The shadow started to climb up the metal rigging to the right of the stage, and she saw that it was a self-contained entity. There were no ties to anything else. Its form ended at its feet.
The figure climbed hand over hand until it was at the top of the rigging near the ceiling, but no one else seemed to be looking at it. Even those audience members who weren’t intently watching the singer and her band had not noticed the shadow. Deanna looked quickly around, checked out the waitresses. They were busy running back and forth between the tables and the counter, and they had not spotted it either.
Couldn’t anyone else see it?
She scooted her chair to the left, saw the small figure crawl along the rigging pipes until it was directly above the stage. There was something unnatural about it, a deformity visible even in its silhouetted shape that marked it as inhuman. That made no logical sense, but she knew it to be true, and though she wanted to look away, she did not.

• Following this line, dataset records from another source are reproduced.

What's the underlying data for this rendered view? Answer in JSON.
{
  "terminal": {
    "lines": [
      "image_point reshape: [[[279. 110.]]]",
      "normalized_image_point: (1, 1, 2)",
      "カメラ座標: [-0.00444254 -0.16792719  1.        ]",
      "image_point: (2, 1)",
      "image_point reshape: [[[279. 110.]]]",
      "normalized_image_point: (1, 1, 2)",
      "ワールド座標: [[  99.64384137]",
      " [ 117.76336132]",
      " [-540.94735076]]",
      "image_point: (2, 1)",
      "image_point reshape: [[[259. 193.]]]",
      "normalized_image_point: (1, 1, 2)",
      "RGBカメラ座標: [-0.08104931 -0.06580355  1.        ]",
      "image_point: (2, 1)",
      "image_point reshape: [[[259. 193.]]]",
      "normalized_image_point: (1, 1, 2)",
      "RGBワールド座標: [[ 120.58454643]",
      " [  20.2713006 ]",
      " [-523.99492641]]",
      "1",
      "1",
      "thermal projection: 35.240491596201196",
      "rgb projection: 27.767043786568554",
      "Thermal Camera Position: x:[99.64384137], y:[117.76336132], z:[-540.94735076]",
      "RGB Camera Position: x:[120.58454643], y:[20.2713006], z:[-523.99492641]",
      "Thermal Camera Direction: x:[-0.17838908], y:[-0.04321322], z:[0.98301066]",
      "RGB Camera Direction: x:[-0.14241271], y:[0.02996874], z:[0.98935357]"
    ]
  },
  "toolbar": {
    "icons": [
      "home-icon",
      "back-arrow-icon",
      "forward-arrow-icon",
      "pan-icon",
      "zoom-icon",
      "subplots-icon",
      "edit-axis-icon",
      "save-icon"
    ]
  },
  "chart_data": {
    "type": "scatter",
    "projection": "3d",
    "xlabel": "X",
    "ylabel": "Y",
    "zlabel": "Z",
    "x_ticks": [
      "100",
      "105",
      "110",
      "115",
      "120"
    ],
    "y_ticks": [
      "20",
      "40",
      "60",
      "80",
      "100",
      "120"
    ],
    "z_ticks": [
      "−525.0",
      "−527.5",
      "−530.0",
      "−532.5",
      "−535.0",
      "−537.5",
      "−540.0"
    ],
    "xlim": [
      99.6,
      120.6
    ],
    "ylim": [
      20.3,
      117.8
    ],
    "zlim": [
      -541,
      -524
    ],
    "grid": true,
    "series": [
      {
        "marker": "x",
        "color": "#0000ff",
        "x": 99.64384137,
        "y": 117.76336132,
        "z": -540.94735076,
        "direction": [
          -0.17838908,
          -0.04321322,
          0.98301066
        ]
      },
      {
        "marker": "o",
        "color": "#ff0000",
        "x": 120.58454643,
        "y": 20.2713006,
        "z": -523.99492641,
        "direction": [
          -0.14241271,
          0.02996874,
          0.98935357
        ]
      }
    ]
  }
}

The shadow began fiddling with the center spotlight.
Deanna stood, pointing and screaming, as she realized what it was trying to do, but the concert was too loud, and though a few of the people around her saw her pointing and looked in the direction of her finger, no one seemed to hear her.
The light fell.
It crashed on Linette, the huge, blocky casing landing corner-down on the singer’s bleached-blond head, crushing her skull and shearing off the entire right side of her face. Blood was everywhere—spurting, spraying, misting—and the song ended unnervingly, not with a scream but with a quiet “uh” that cut off Linette’s voice as the musicians continued obliviously for a few more bars.
The shadow was jumping up and down on the rigging in a furious assault, and seconds later the entire thing collapsed, lights and pipes, wires and metal bars falling forward onto the audience.
People were screaming, scrambling to get away. Screeching feedback from the speakers drowned out even the screams, and it was as though the entire scene was taking place in some overloud movie. Deanna’s mind focused on and absorbed individual events, recording them with a clarity she had never known before: the musicians, covered with spraying blood, dropping their instruments, stumbling back; a stray light swinging from an attached cord and smashing into the face of the long-necked man, knocking him flat; an intact section of rigging falling onto one of the big tables, crushing several couples beneath it; a stray bar of metal spearing through the foot of an older woman, pinning her to the floor as she tried to run.
Where was the shadow?
At the same time she was backing up, trying not to be knocked down by the surging, panicked crowd, Deanna was scanning the ceiling above the stage for any sign of the dark figure.
There it was.
She saw it swinging through the rafters like an ape, and then she was knocked to the ground by a screaming old man who did not even stop to see if she was all right but continued running over her.
She struggled to her feet, leaned back against a post for protection and scanned the ceiling for the figure. Her eyes found the place where it had been, but it was not there, and her eyes darted back and forth, searching.
She found it.
In the rafters directly above.
It was looking down at her, and for a split second she saw glowing white teeth grinning in its dark shadow face.